People living with tuberculosis need to develop adaptive coping efforts to alleviate their suffering and meet the ultimate goal of the treatment they are undergoing, namely achieving optimal recovery without enduring heavy stress that can burden them mentally [96].
Meanwhile, believing that tuberculosis can be cured is their effort to motivate themselves to undergo a treatment program, as also reported in other research [120]. Therefore, as in the findings of this study, some people living with tuberculosis want a positive solution to be free from misery, and regular treatment until they have a complete recovery status is the main goal they want to eliminate the burden of suffering [121].
By expanding their identification of various sources of coping, they have many choices and use them. In this case, people living with tuberculosis need to learn, practice, and develop themselves which can be integrated as a coping effort in dealing with their problems [121]. Through the skill of selecting adaptive coping sources, people living with tuberculosis must become individuals who are flexible, not rigid, open, and have a broader vision and mission, so that they have high flexibility to use alternative coping methods that suit the situation and conditions [118], both now and in the future. This is also what people living with tuberculosis must adapt to the environment in which they live to achieve optimal recovery [21].
Limitations
The characteristics of the participants (tuberculosis sufferers) are different, of course, their perceptions and ways of expressing their experiences will also be different so they have great difficulty in expressing their feelings. They also have difficulty expressing how to solve problems in a meaningful way. Even though there are limitations in obtaining accurate data, thanks to the researcher’s therapeutic communication skills, the participants felt comfortable during discussions with the researcher, including feeling comfortable in expressing feelings, obstacles in interacting in society, and efforts made to solve problems. Even though the disease they experienced was highly stigmatized in society, they revealed in detail the problems they faced and how they reached solutions to achieve adaptive coping. Therefore, for qualitative researchers, giving participants space and time to express their feelings without judgment is important so that they can freely express their feelings without hiding them, so that natural data is obtained, appropriate to the context being studied [122].

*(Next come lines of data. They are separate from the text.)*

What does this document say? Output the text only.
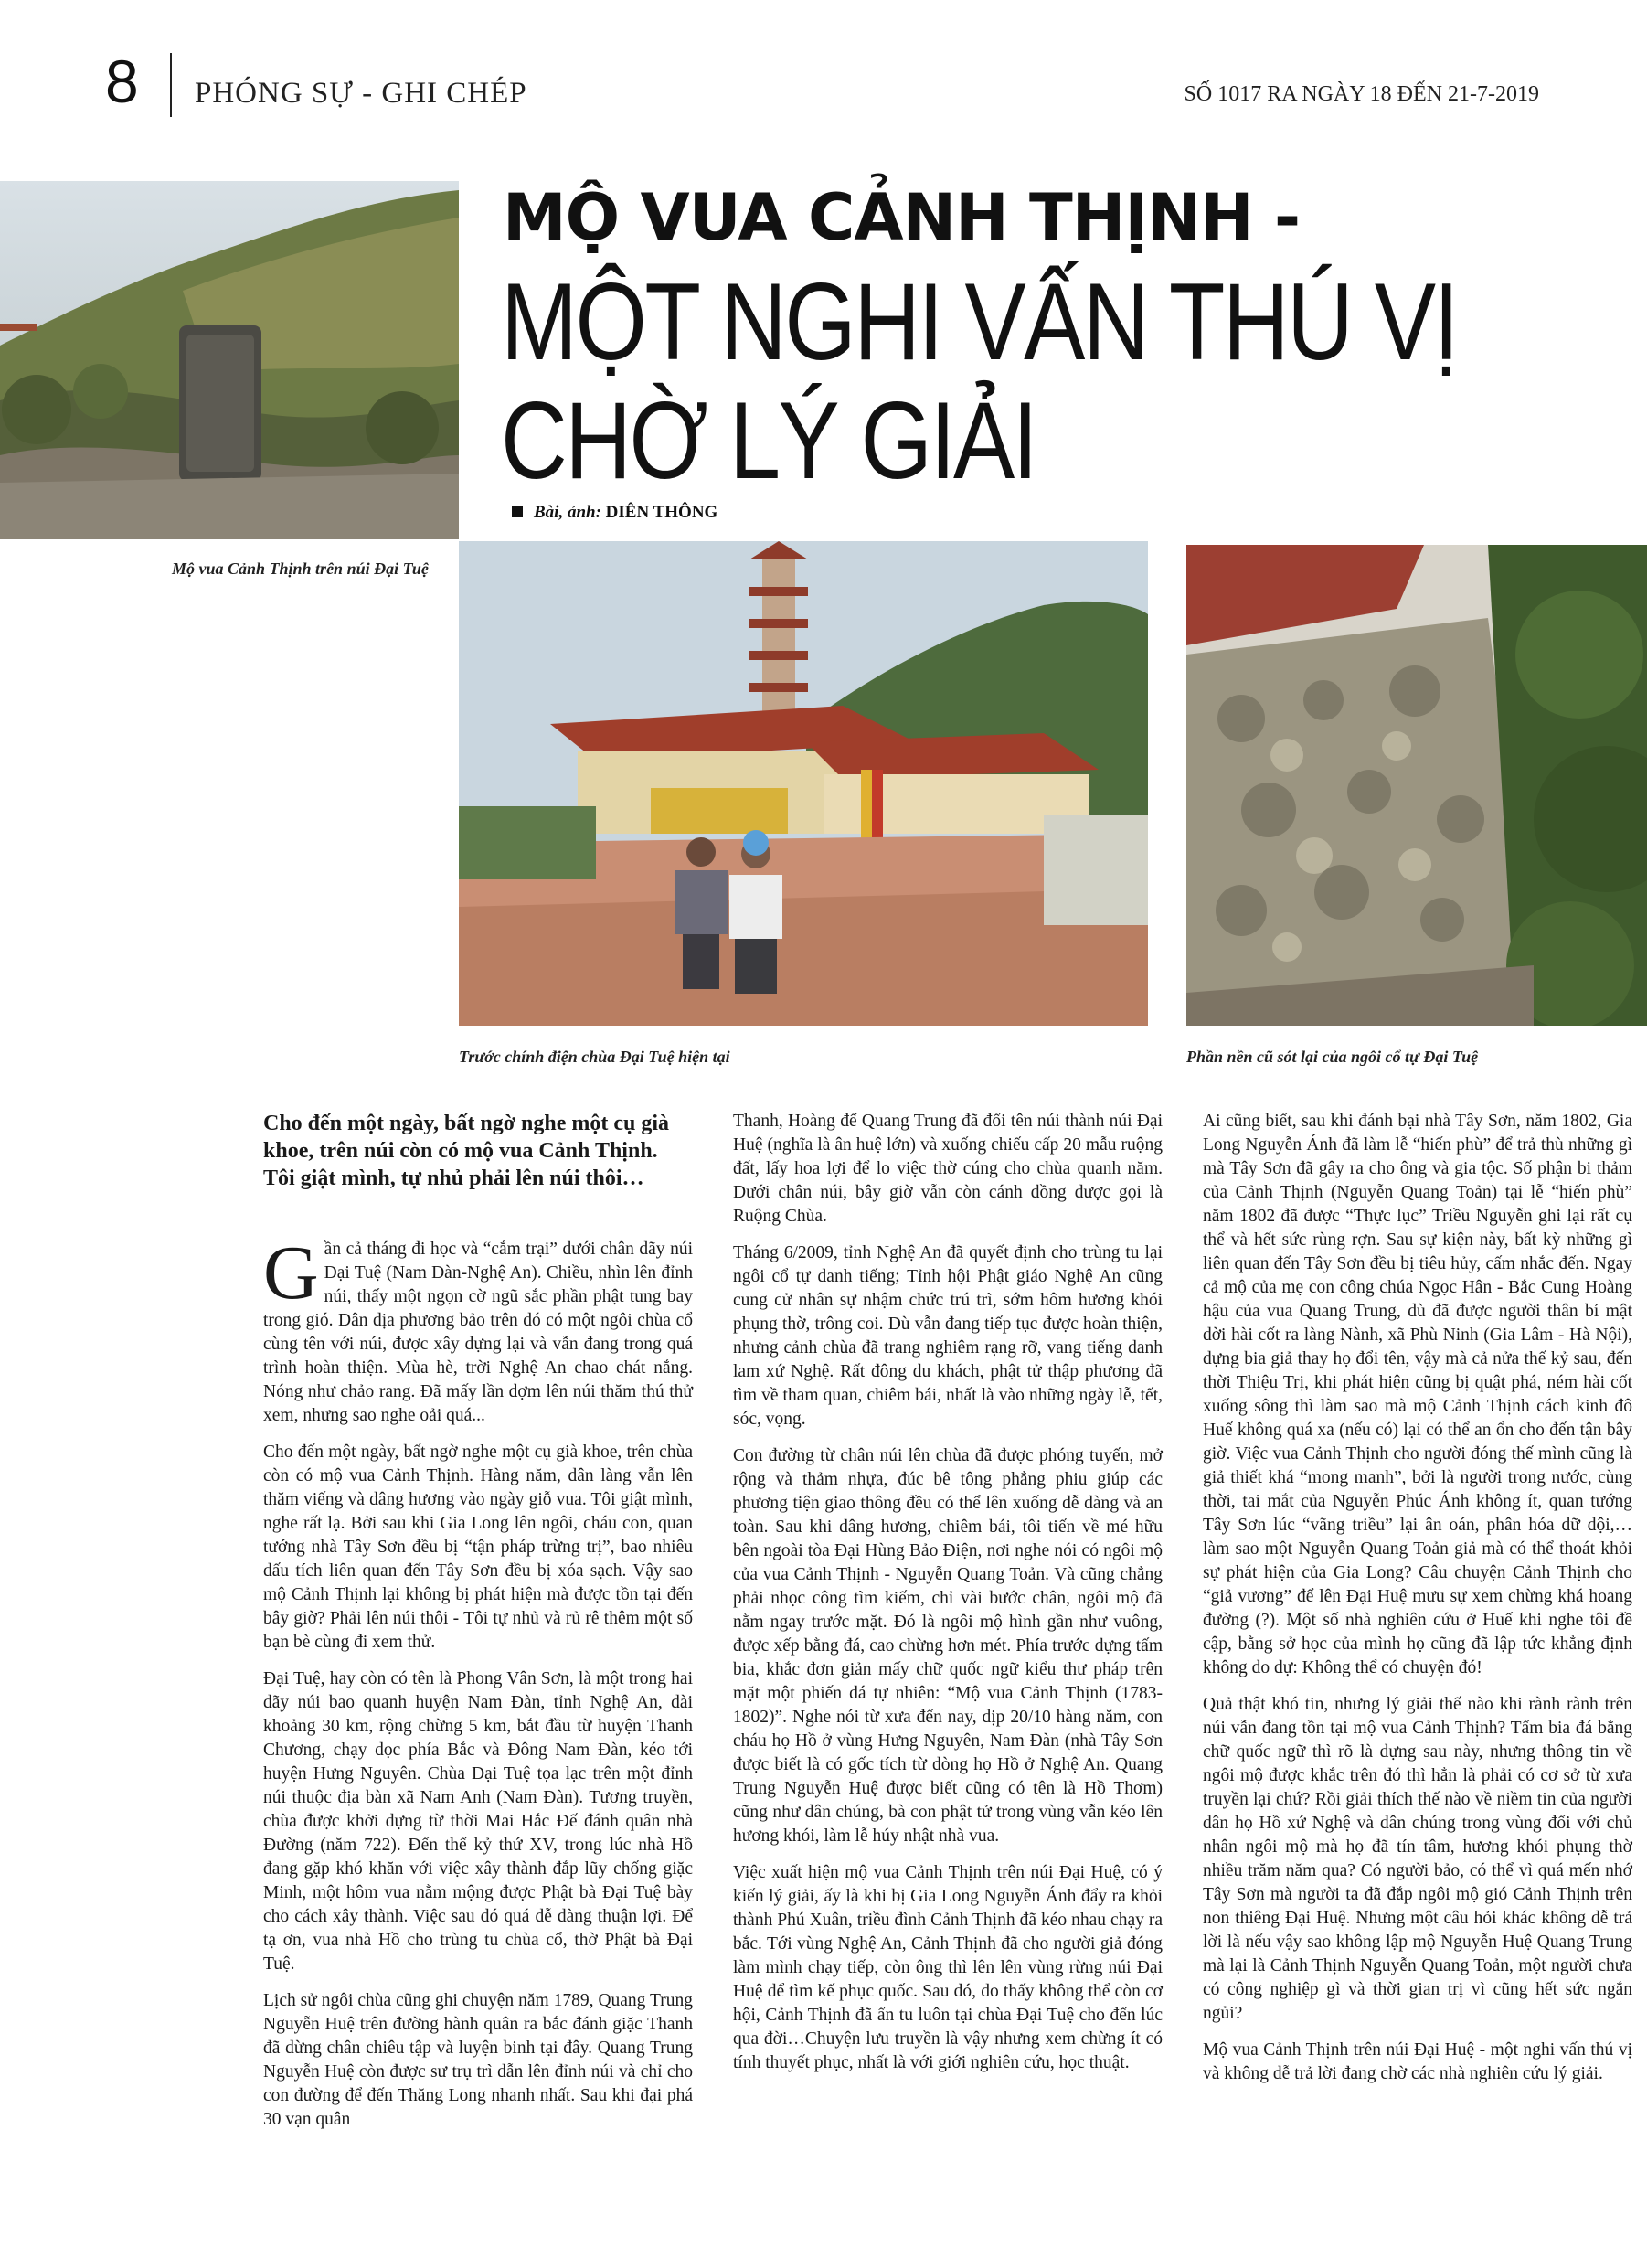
8 PHÓNG SỰ - GHI CHÉP	SỐ 1017 RA NGÀY 18 ĐẾN 21-7-2019
Mộ vua Cảnh Thịnh trên núi Đại Tuệ
MỘ VUA CẢNH THỊNH -
MỘT NGHI VẤN THÚ VỊ
CHỜ LÝ GIẢI
Bài, ảnh: DIÊN THÔNG
Trước chính điện chùa Đại Tuệ hiện tại	Phần nền cũ sót lại của ngôi cổ tự Đại Tuệ

Cho đến một ngày, bất ngờ nghe một cụ già khoe, trên núi còn có mộ vua Cảnh Thịnh. Tôi giật mình, tự nhủ phải lên núi thôi…

Gần cả tháng đi học và “cắm trại” dưới chân dãy núi Đại Tuệ (Nam Đàn-Nghệ An). Chiều, nhìn lên đỉnh núi, thấy một ngọn cờ ngũ sắc phần phật tung bay trong gió. Dân địa phương bảo trên đó có một ngôi chùa cổ cùng tên với núi, được xây dựng lại và vẫn đang trong quá trình hoàn thiện. Mùa hè, trời Nghệ An chao chát nắng. Nóng như chảo rang. Đã mấy lần dợm lên núi thăm thú thử xem, nhưng sao nghe oải quá...

Cho đến một ngày, bất ngờ nghe một cụ già khoe, trên chùa còn có mộ vua Cảnh Thịnh. Hàng năm, dân làng vẫn lên thăm viếng và dâng hương vào ngày giỗ vua. Tôi giật mình, nghe rất lạ. Bởi sau khi Gia Long lên ngôi, cháu con, quan tướng nhà Tây Sơn đều bị “tận pháp trừng trị”, bao nhiêu dấu tích liên quan đến Tây Sơn đều bị xóa sạch. Vậy sao mộ Cảnh Thịnh lại không bị phát hiện mà được tồn tại đến bây giờ? Phải lên núi thôi - Tôi tự nhủ và rủ rê thêm một số bạn bè cùng đi xem thử.

Đại Tuệ, hay còn có tên là Phong Vân Sơn, là một trong hai dãy núi bao quanh huyện Nam Đàn, tỉnh Nghệ An, dài khoảng 30 km, rộng chừng 5 km, bắt đầu từ huyện Thanh Chương, chạy dọc phía Bắc và Đông Nam Đàn, kéo tới huyện Hưng Nguyên. Chùa Đại Tuệ tọa lạc trên một đỉnh núi thuộc địa bàn xã Nam Anh (Nam Đàn). Tương truyền, chùa được khởi dựng từ thời Mai Hắc Đế đánh quân nhà Đường (năm 722). Đến thế kỷ thứ XV, trong lúc nhà Hồ đang gặp khó khăn với việc xây thành đắp lũy chống giặc Minh, một hôm vua nằm mộng được Phật bà Đại Tuệ bày cho cách xây thành. Việc sau đó quá dễ dàng thuận lợi. Để tạ ơn, vua nhà Hồ cho trùng tu chùa cổ, thờ Phật bà Đại Tuệ.

Lịch sử ngôi chùa cũng ghi chuyện năm 1789, Quang Trung Nguyễn Huệ trên đường hành quân ra bắc đánh giặc Thanh đã dừng chân chiêu tập và luyện binh tại đây. Quang Trung Nguyễn Huệ còn được sư trụ trì dẫn lên đỉnh núi và chỉ cho con đường để đến Thăng Long nhanh nhất. Sau khi đại phá 30 vạn quân

Thanh, Hoàng đế Quang Trung đã đổi tên núi thành núi Đại Huệ (nghĩa là ân huệ lớn) và xuống chiếu cấp 20 mẫu ruộng đất, lấy hoa lợi để lo việc thờ cúng cho chùa quanh năm. Dưới chân núi, bây giờ vẫn còn cánh đồng được gọi là Ruộng Chùa.

Tháng 6/2009, tỉnh Nghệ An đã quyết định cho trùng tu lại ngôi cổ tự danh tiếng; Tỉnh hội Phật giáo Nghệ An cũng cung cử nhân sự nhậm chức trú trì, sớm hôm hương khói phụng thờ, trông coi. Dù vẫn đang tiếp tục được hoàn thiện, nhưng cảnh chùa đã trang nghiêm rạng rỡ, vang tiếng danh lam xứ Nghệ. Rất đông du khách, phật tử thập phương đã tìm về tham quan, chiêm bái, nhất là vào những ngày lễ, tết, sóc, vọng.

Con đường từ chân núi lên chùa đã được phóng tuyến, mở rộng và thảm nhựa, đúc bê tông phẳng phiu giúp các phương tiện giao thông đều có thể lên xuống dễ dàng và an toàn. Sau khi dâng hương, chiêm bái, tôi tiến về mé hữu bên ngoài tòa Đại Hùng Bảo Điện, nơi nghe nói có ngôi mộ của vua Cảnh Thịnh - Nguyễn Quang Toản. Và cũng chẳng phải nhọc công tìm kiếm, chỉ vài bước chân, ngôi mộ đã nằm ngay trước mặt. Đó là ngôi mộ hình gần như vuông, được xếp bằng đá, cao chừng hơn mét. Phía trước dựng tấm bia, khắc đơn giản mấy chữ quốc ngữ kiểu thư pháp trên mặt một phiến đá tự nhiên: “Mộ vua Cảnh Thịnh (1783-1802)”. Nghe nói từ xưa đến nay, dịp 20/10 hàng năm, con cháu họ Hồ ở vùng Hưng Nguyên, Nam Đàn (nhà Tây Sơn được biết là có gốc tích từ dòng họ Hồ ở Nghệ An. Quang Trung Nguyễn Huệ được biết cũng có tên là Hồ Thơm) cũng như dân chúng, bà con phật tử trong vùng vẫn kéo lên hương khói, làm lễ húy nhật nhà vua.

Việc xuất hiện mộ vua Cảnh Thịnh trên núi Đại Huệ, có ý kiến lý giải, ấy là khi bị Gia Long Nguyễn Ánh đẩy ra khỏi thành Phú Xuân, triều đình Cảnh Thịnh đã kéo nhau chạy ra bắc. Tới vùng Nghệ An, Cảnh Thịnh đã cho người giả đóng làm mình chạy tiếp, còn ông thì lên lên vùng rừng núi Đại Huệ để tìm kế phục quốc. Sau đó, do thấy không thể còn cơ hội, Cảnh Thịnh đã ẩn tu luôn tại chùa Đại Tuệ cho đến lúc qua đời…Chuyện lưu truyền là vậy nhưng xem chừng ít có tính thuyết phục, nhất là với giới nghiên cứu, học thuật.

Ai cũng biết, sau khi đánh bại nhà Tây Sơn, năm 1802, Gia Long Nguyễn Ánh đã làm lễ “hiến phù” để trả thù những gì mà Tây Sơn đã gây ra cho ông và gia tộc. Số phận bi thảm của Cảnh Thịnh (Nguyễn Quang Toản) tại lễ “hiến phù” năm 1802 đã được “Thực lục” Triều Nguyễn ghi lại rất cụ thể và hết sức rùng rợn. Sau sự kiện này, bất kỳ những gì liên quan đến Tây Sơn đều bị tiêu hủy, cấm nhắc đến. Ngay cả mộ của mẹ con công chúa Ngọc Hân - Bắc Cung Hoàng hậu của vua Quang Trung, dù đã được người thân bí mật dời hài cốt ra làng Nành, xã Phù Ninh (Gia Lâm - Hà Nội), dựng bia giả thay họ đổi tên, vậy mà cả nửa thế kỷ sau, đến thời Thiệu Trị, khi phát hiện cũng bị quật phá, ném hài cốt xuống sông thì làm sao mà mộ Cảnh Thịnh cách kinh đô Huế không quá xa (nếu có) lại có thể an ổn cho đến tận bây giờ. Việc vua Cảnh Thịnh cho người đóng thế mình cũng là giả thiết khá “mong manh”, bởi là người trong nước, cùng thời, tai mắt của Nguyễn Phúc Ánh không ít, quan tướng Tây Sơn lúc “vãng triều” lại ân oán, phân hóa dữ dội,… làm sao một Nguyễn Quang Toản giả mà có thể thoát khỏi sự phát hiện của Gia Long? Câu chuyện Cảnh Thịnh cho “giả vương” để lên Đại Huệ mưu sự xem chừng khá hoang đường (?). Một số nhà nghiên cứu ở Huế khi nghe tôi đề cập, bằng sở học của mình họ cũng đã lập tức khẳng định không do dự: Không thể có chuyện đó!

Quả thật khó tin, nhưng lý giải thế nào khi rành rành trên núi vẫn đang tồn tại mộ vua Cảnh Thịnh? Tấm bia đá bằng chữ quốc ngữ thì rõ là dựng sau này, nhưng thông tin về ngôi mộ được khắc trên đó thì hẳn là phải có cơ sở từ xưa truyền lại chứ? Rồi giải thích thế nào về niềm tin của người dân họ Hồ xứ Nghệ và dân chúng trong vùng đối với chủ nhân ngôi mộ mà họ đã tín tâm, hương khói phụng thờ nhiều trăm năm qua? Có người bảo, có thể vì quá mến nhớ Tây Sơn mà người ta đã đắp ngôi mộ gió Cảnh Thịnh trên non thiêng Đại Huệ. Nhưng một câu hỏi khác không dễ trả lời là nếu vậy sao không lập mộ Nguyễn Huệ Quang Trung mà lại là Cảnh Thịnh Nguyễn Quang Toản, một người chưa có công nghiệp gì và thời gian trị vì cũng hết sức ngắn ngủi?

Mộ vua Cảnh Thịnh trên núi Đại Huệ - một nghi vấn thú vị và không dễ trả lời đang chờ các nhà nghiên cứu lý giải.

Data analysis was carried out based on the data found, this sometimes found bias between themes and supporting data, but thanks to the triangulation process with qualitative research experts, tuberculosis eradication program holders, and confrontation of unclear data with participants, it was able to produce a better understanding. contribute experiences and perceptions through a professional approach.
Conclusion
This research highlights the psychological burden felt when people living with Tuberculosis experience highly discriminatory treatment due to social stigma in society. These findings show that the societal stigma they receive is very disturbing mentally and emotionally which can cause tension along with the psychological burden they feel, so they are motivated to expand their coping efforts. Given the possibility that stigma and discrimination persist during tuberculosis treatment programs, it is important to consider the psychological burden in this context, both on the general population and on groups affected by stigma.
Acknowledgments
The authors would like to thank the people living with tuberculosis who have shared their experiences, as well as the administrators at these institutions who have helped and supported this research.